In one application I needed to create quite many sets of distinct numbers in a limited range.
This is done quickly by doing a knuth-shuffle of an array with all the numbers in the range and do the random swapping as many steps as the size of the requested set.
Here's a typed and thread safe version - no reflections gives a super quick execution.
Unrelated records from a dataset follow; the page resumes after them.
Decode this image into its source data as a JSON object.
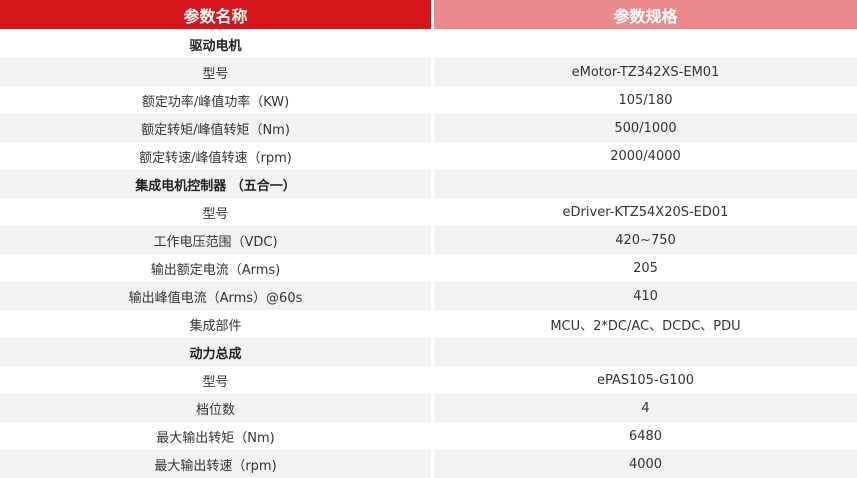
{
  "header": {
    "name": "参数名称",
    "spec": "参数规格"
  },
  "rows": [
    {
      "name": "驱动电机",
      "value": "",
      "section": true
    },
    {
      "name": "型号",
      "value": "eMotor-TZ342XS-EM01"
    },
    {
      "name": "额定功率/峰值功率（KW)",
      "value": "105/180"
    },
    {
      "name": "额定转矩/峰值转矩（Nm)",
      "value": "500/1000"
    },
    {
      "name": "额定转速/峰值转速（rpm)",
      "value": "2000/4000"
    },
    {
      "name": "集成电机控制器 （五合一）",
      "value": "",
      "section": true
    },
    {
      "name": "型号",
      "value": "eDriver-KTZ54X20S-ED01"
    },
    {
      "name": "工作电压范围（VDC)",
      "value": "420~750"
    },
    {
      "name": "输出额定电流（Arms)",
      "value": "205"
    },
    {
      "name": "输出峰值电流（Arms）@60s",
      "value": "410"
    },
    {
      "name": "集成部件",
      "value": "MCU、2*DC/AC、DCDC、PDU"
    },
    {
      "name": "动力总成",
      "value": "",
      "section": true
    },
    {
      "name": "型号",
      "value": "ePAS105-G100"
    },
    {
      "name": "档位数",
      "value": "4"
    },
    {
      "name": "最大输出转矩（Nm)",
      "value": "6480"
    },
    {
      "name": "最大输出转速（rpm)",
      "value": "4000"
    }
  ]
}
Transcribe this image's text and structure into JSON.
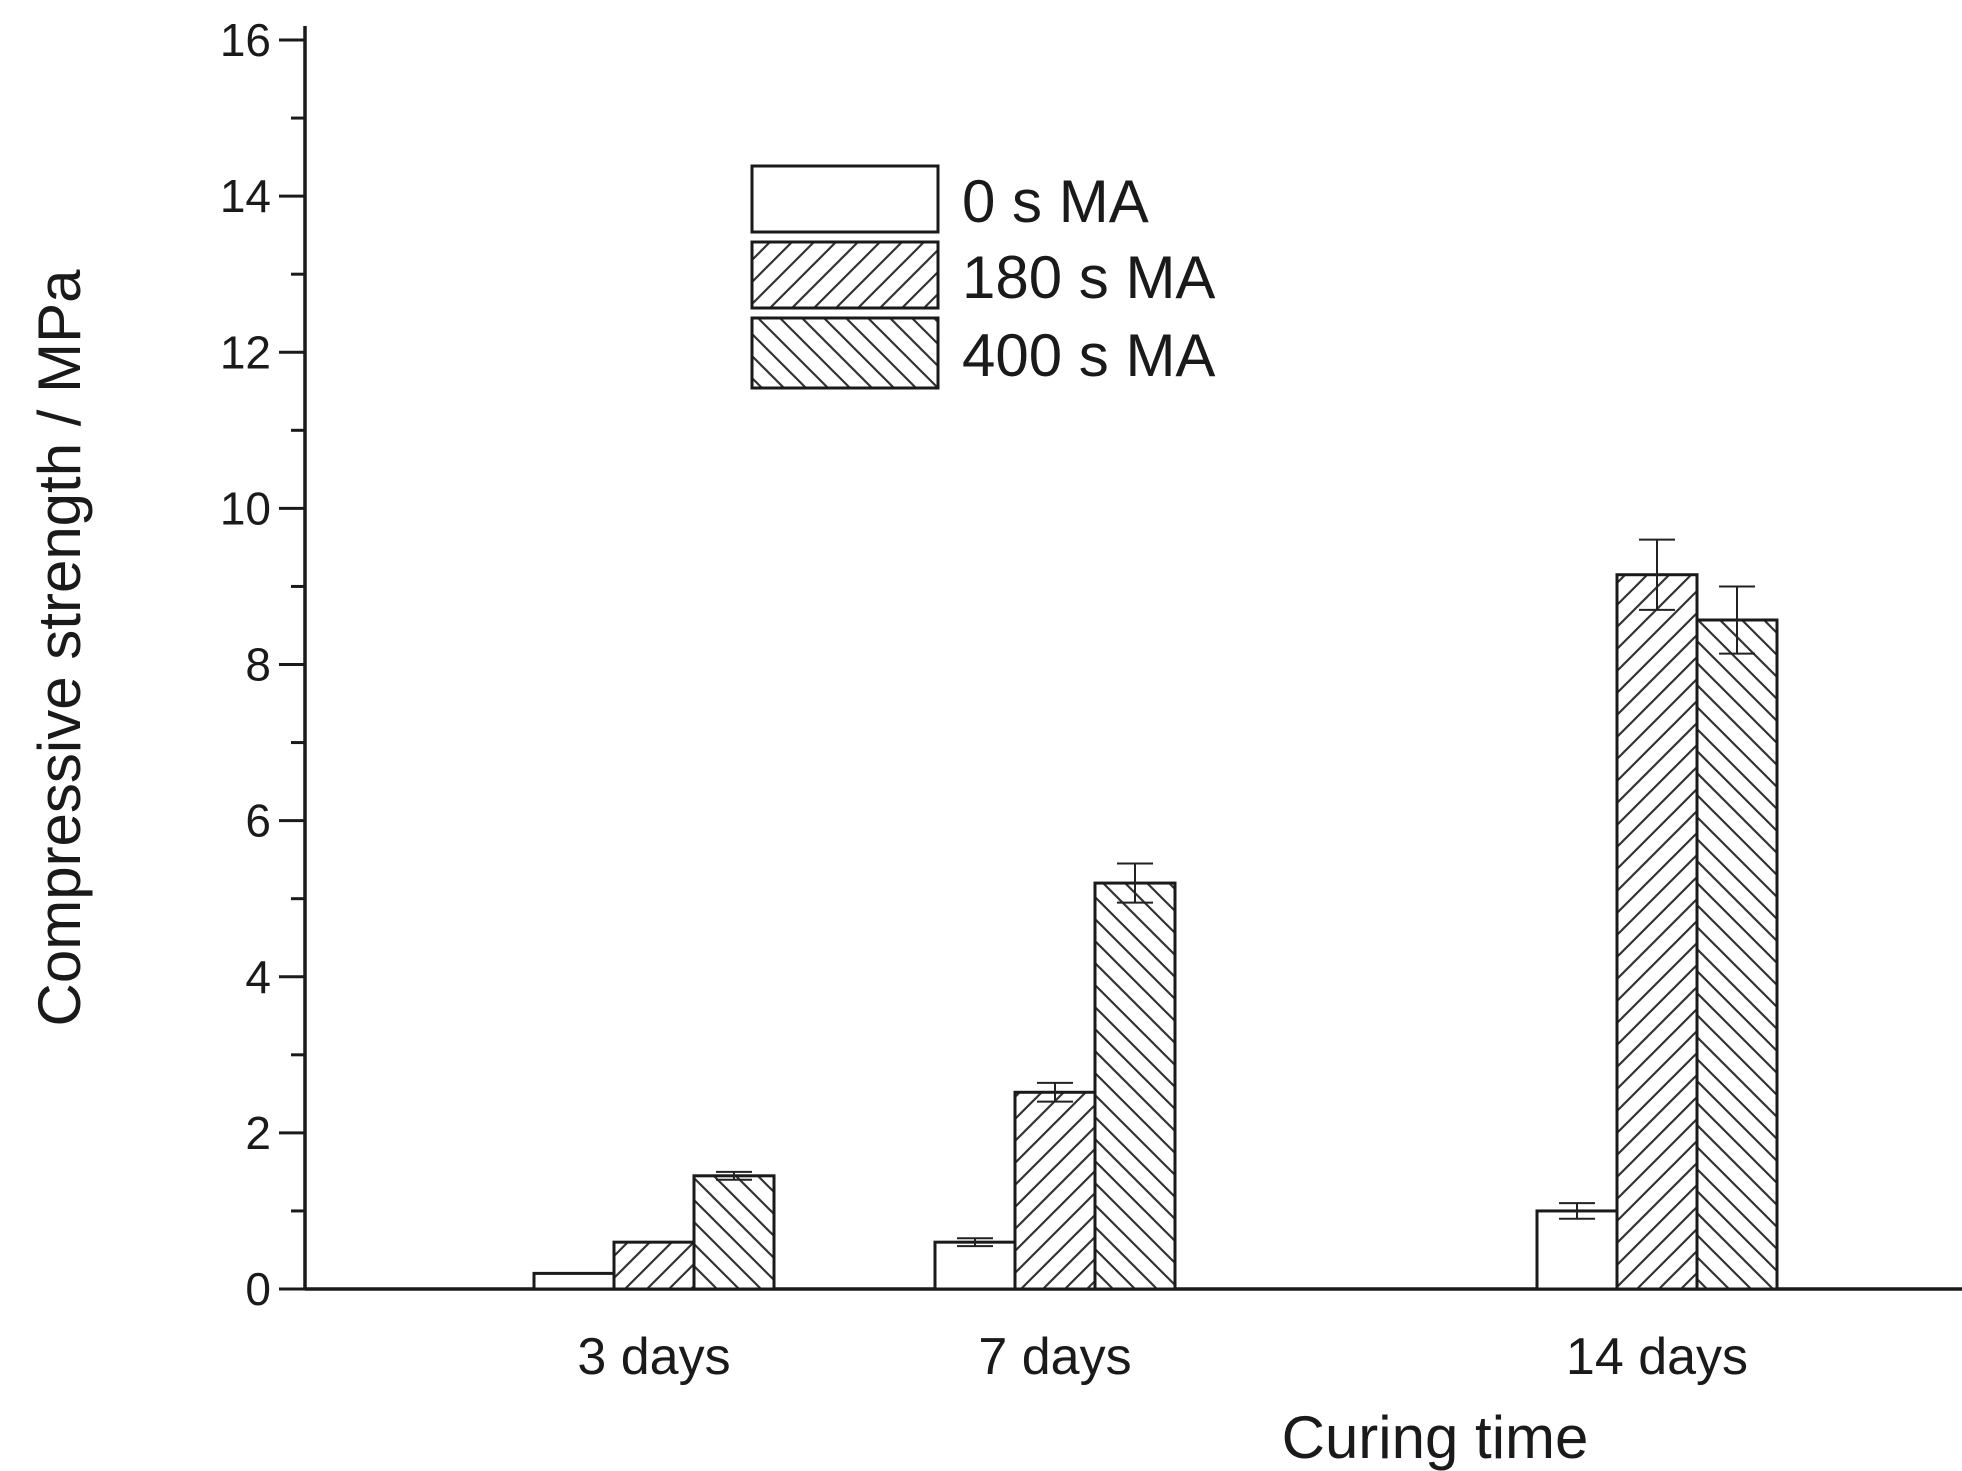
{
  "chart_data": {
    "type": "bar",
    "categories": [
      "3 days",
      "7 days",
      "14 days"
    ],
    "series": [
      {
        "name": "0 s MA",
        "values": [
          0.2,
          0.6,
          1.0
        ],
        "errors": [
          0.0,
          0.05,
          0.1
        ],
        "pattern": "none"
      },
      {
        "name": "180 s MA",
        "values": [
          0.6,
          2.52,
          9.15
        ],
        "errors": [
          0.0,
          0.12,
          0.45
        ],
        "pattern": "forward-hatch"
      },
      {
        "name": "400 s MA",
        "values": [
          1.45,
          5.2,
          8.57
        ],
        "errors": [
          0.05,
          0.25,
          0.43
        ],
        "pattern": "back-hatch"
      }
    ],
    "title": "",
    "xlabel": "Curing time",
    "ylabel": "Compressive strength / MPa",
    "ylim": [
      0,
      16
    ],
    "yticks": [
      "0",
      "2",
      "4",
      "6",
      "8",
      "10",
      "12",
      "14",
      "16"
    ],
    "grid": false,
    "legend_position": "top-center",
    "colors": {
      "axis": "#1a1a1a",
      "bar_fill": "#ffffff",
      "hatch": "#333333"
    }
  }
}
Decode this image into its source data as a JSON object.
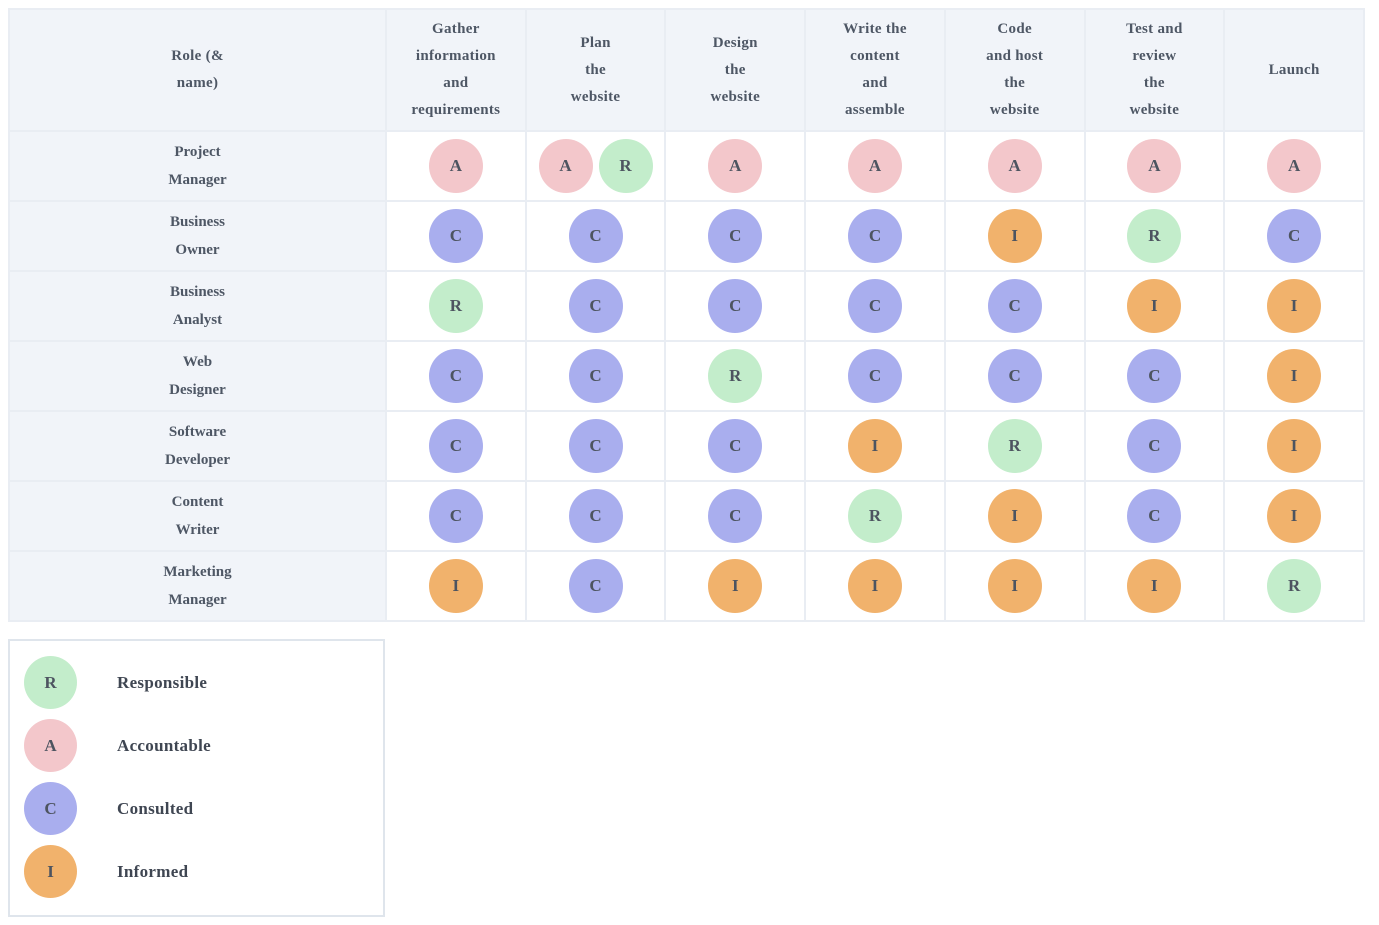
{
  "colors": {
    "R": "#c3edcb",
    "A": "#f3c7cb",
    "C": "#a9aeee",
    "I": "#f1b26c",
    "letter": "#4d5460",
    "header_bg": "#f1f4f9",
    "grid": "#e9edf3"
  },
  "matrix": {
    "corner_label": "Role (&\nname)",
    "columns": [
      "Gather\ninformation\nand\nrequirements",
      "Plan\nthe\nwebsite",
      "Design\nthe\nwebsite",
      "Write the\ncontent\nand\nassemble",
      "Code\nand host\nthe\nwebsite",
      "Test and\nreview\nthe\nwebsite",
      "Launch"
    ],
    "rows": [
      {
        "role": "Project\nManager",
        "cells": [
          [
            "A"
          ],
          [
            "A",
            "R"
          ],
          [
            "A"
          ],
          [
            "A"
          ],
          [
            "A"
          ],
          [
            "A"
          ],
          [
            "A"
          ]
        ]
      },
      {
        "role": "Business\nOwner",
        "cells": [
          [
            "C"
          ],
          [
            "C"
          ],
          [
            "C"
          ],
          [
            "C"
          ],
          [
            "I"
          ],
          [
            "R"
          ],
          [
            "C"
          ]
        ]
      },
      {
        "role": "Business\nAnalyst",
        "cells": [
          [
            "R"
          ],
          [
            "C"
          ],
          [
            "C"
          ],
          [
            "C"
          ],
          [
            "C"
          ],
          [
            "I"
          ],
          [
            "I"
          ]
        ]
      },
      {
        "role": "Web\nDesigner",
        "cells": [
          [
            "C"
          ],
          [
            "C"
          ],
          [
            "R"
          ],
          [
            "C"
          ],
          [
            "C"
          ],
          [
            "C"
          ],
          [
            "I"
          ]
        ]
      },
      {
        "role": "Software\nDeveloper",
        "cells": [
          [
            "C"
          ],
          [
            "C"
          ],
          [
            "C"
          ],
          [
            "I"
          ],
          [
            "R"
          ],
          [
            "C"
          ],
          [
            "I"
          ]
        ]
      },
      {
        "role": "Content\nWriter",
        "cells": [
          [
            "C"
          ],
          [
            "C"
          ],
          [
            "C"
          ],
          [
            "R"
          ],
          [
            "I"
          ],
          [
            "C"
          ],
          [
            "I"
          ]
        ]
      },
      {
        "role": "Marketing\nManager",
        "cells": [
          [
            "I"
          ],
          [
            "C"
          ],
          [
            "I"
          ],
          [
            "I"
          ],
          [
            "I"
          ],
          [
            "I"
          ],
          [
            "R"
          ]
        ]
      }
    ]
  },
  "legend": {
    "items": [
      {
        "code": "R",
        "label": "Responsible"
      },
      {
        "code": "A",
        "label": "Accountable"
      },
      {
        "code": "C",
        "label": "Consulted"
      },
      {
        "code": "I",
        "label": "Informed"
      }
    ]
  }
}
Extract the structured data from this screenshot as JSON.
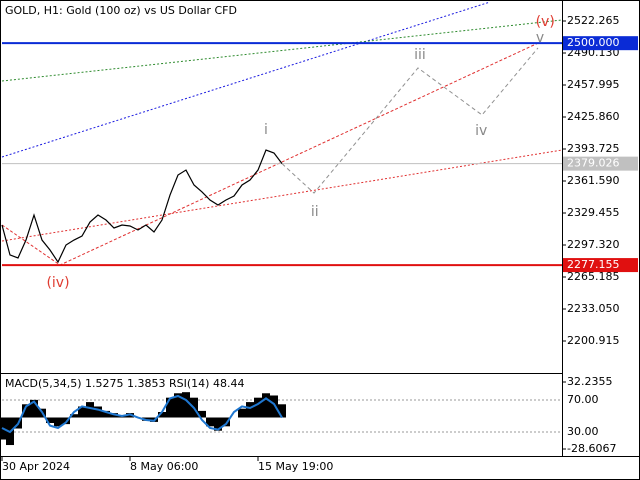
{
  "chart_data": [
    {
      "type": "line",
      "title": "GOLD, H1:  Gold (100 oz) vs US Dollar CFD",
      "categories": [
        "30 Apr 2024",
        null,
        null,
        null,
        null,
        null,
        null,
        null,
        null,
        null,
        null,
        null,
        null,
        null,
        null,
        null,
        "8 May 06:00",
        null,
        null,
        null,
        null,
        null,
        null,
        null,
        null,
        null,
        null,
        null,
        null,
        null,
        null,
        null,
        "15 May 19:00",
        null,
        null,
        null
      ],
      "values": [
        2317.4,
        2287.3,
        2284.3,
        2302.3,
        2327.4,
        2302.3,
        2292.3,
        2280.2,
        2297.3,
        2302.3,
        2306.3,
        2320.4,
        2327.4,
        2322.4,
        2314.4,
        2317.4,
        2316.4,
        2312.4,
        2317.4,
        2310.4,
        2322.4,
        2347.5,
        2367.6,
        2372.6,
        2357.6,
        2350.6,
        2342.5,
        2337.5,
        2342.5,
        2346.5,
        2357.6,
        2362.6,
        2372.6,
        2392.7,
        2389.7,
        2379.0
      ],
      "color": "#000000",
      "xlim": [
        0,
        70
      ],
      "ylim": [
        2169.78,
        2541.35
      ],
      "yticks": [
        2522.265,
        {
          "value": 2490.13,
          "label": "2490.130"
        },
        2457.995,
        {
          "value": 2425.86,
          "label": "2425.860"
        },
        2393.725,
        {
          "value": 2361.59,
          "label": "2361.590"
        },
        2329.455,
        {
          "value": 2297.32,
          "label": "2297.320"
        },
        2265.185,
        {
          "value": 2233.05,
          "label": "2233.050"
        },
        2200.915
      ],
      "levels": [
        {
          "value": {
            "value": 2500,
            "label": "2500.000"
          },
          "color": "#0a2bd6",
          "label_color": "#0a2bd6"
        },
        {
          "value": 2379.026,
          "color": "#c0c0c0",
          "label_color": "#c0c0c0"
        },
        {
          "value": 2277.155,
          "color": "#e01010",
          "label_color": "#e01010"
        }
      ],
      "lines": [
        {
          "color": "#1a1ae0",
          "dash": "2 2",
          "x": [
            0,
            61
          ],
          "values": [
            2385.7,
            2541.35
          ]
        },
        {
          "color": "#2e8b2e",
          "dash": "2 2",
          "x": [
            0,
            70
          ],
          "values": [
            2462.0,
            2523.3
          ]
        },
        {
          "color": "#e03030",
          "dash": "3 2",
          "x": [
            0,
            7.25,
            67.25
          ],
          "values": [
            2317.4,
            2277.2,
            2501.0
          ]
        },
        {
          "color": "#e03030",
          "dash": "2 2",
          "x": [
            0,
            70
          ],
          "values": [
            2301.3,
            2392.7
          ]
        },
        {
          "color": "#909090",
          "dash": "4 3",
          "x": [
            35,
            39,
            52,
            60,
            67
          ],
          "values": [
            2379.0,
            2349.5,
            2475.1,
            2427.9,
            2495.2
          ]
        }
      ],
      "annotations": [
        {
          "text": "(v)",
          "color": "#e03c31",
          "x": 67.9,
          "y": 2521.3
        },
        {
          "text": "v",
          "color": "#888888",
          "x": 67.25,
          "y": 2505.2
        },
        {
          "text": "iii",
          "color": "#888888",
          "x": 52.25,
          "y": 2488.1
        },
        {
          "text": "iv",
          "color": "#888888",
          "x": 59.9,
          "y": 2411.8
        },
        {
          "text": "ii",
          "color": "#888888",
          "x": 39.1,
          "y": 2330.5
        },
        {
          "text": "i",
          "color": "#888888",
          "x": 33,
          "y": 2412.8
        },
        {
          "text": "(iv)",
          "color": "#e03c31",
          "x": 7,
          "y": 2259.2
        }
      ]
    },
    {
      "type": "bar",
      "title": "MACD(5,34,5) 1.5275 1.3853 RSI(14) 48.44",
      "ylim": [
        -34.05,
        38.6
      ],
      "yticks": [
        32.2355,
        -28.6067
      ],
      "y2lim": [
        1.25,
        101.25
      ],
      "y2ticks": [
        {
          "value": 70,
          "label": "70.00"
        },
        {
          "value": 30,
          "label": "30.00"
        }
      ],
      "series": [
        {
          "color": "#000000",
          "values": [
            -20,
            -25,
            -10,
            12,
            16,
            8,
            -5,
            -8,
            -6,
            3,
            10,
            14,
            10,
            6,
            4,
            2,
            4,
            0,
            -3,
            -4,
            5,
            18,
            22,
            23,
            18,
            6,
            -8,
            -12,
            -8,
            0,
            8,
            14,
            18,
            22,
            20,
            12
          ]
        },
        {
          "color": "#1f77d0",
          "axis": "y2",
          "values": [
            35,
            30,
            40,
            62,
            68,
            55,
            38,
            35,
            42,
            55,
            62,
            60,
            58,
            55,
            52,
            50,
            52,
            48,
            45,
            44,
            55,
            72,
            75,
            70,
            60,
            45,
            35,
            33,
            40,
            55,
            62,
            60,
            65,
            72,
            65,
            48
          ]
        }
      ]
    }
  ]
}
The locking macro makes sure we don't mix everything up by parallel threads.
(let [vektor-length 400
set-size 20
shuffle-seed (long-array (shuffle (range vektor-length)))]
(defn shuffle-n!
"swaps the n first with any other in vector,
(see knuth shuffle)
array locking has to be done by the caller, otherwise
we could have leaks -> duplicates"
[^longs arr n]
(dotimes [idx n]
(let [shuffle-with-idx (rand-int vektor-length)
a (aget arr idx)
b (aget arr shuffle-with-idx)]
(aset arr idx b)
(aset arr shuffle-with-idx a))))
(defn gen-distinct-set []
(locking ^longs shuffle-seed
(shuffle-n! shuffle-seed set-size)
(let [new-distinct-set (long-array set-size)]
(dotimes [idx set-size]
(aset new-distinct-set idx (aget ^longs shuffle-seed idx)))
new-distinct-set))))
A test of this algorithm rendered a million sets in less than a second, which was more than sufficient for my application, otherwise my next step would have been to dig into thread-local constructs in flatland/useful thread-local macro, where every thread could have it's own seed vector.
(I don't check for duplicates, since they are unlikely enough for my application).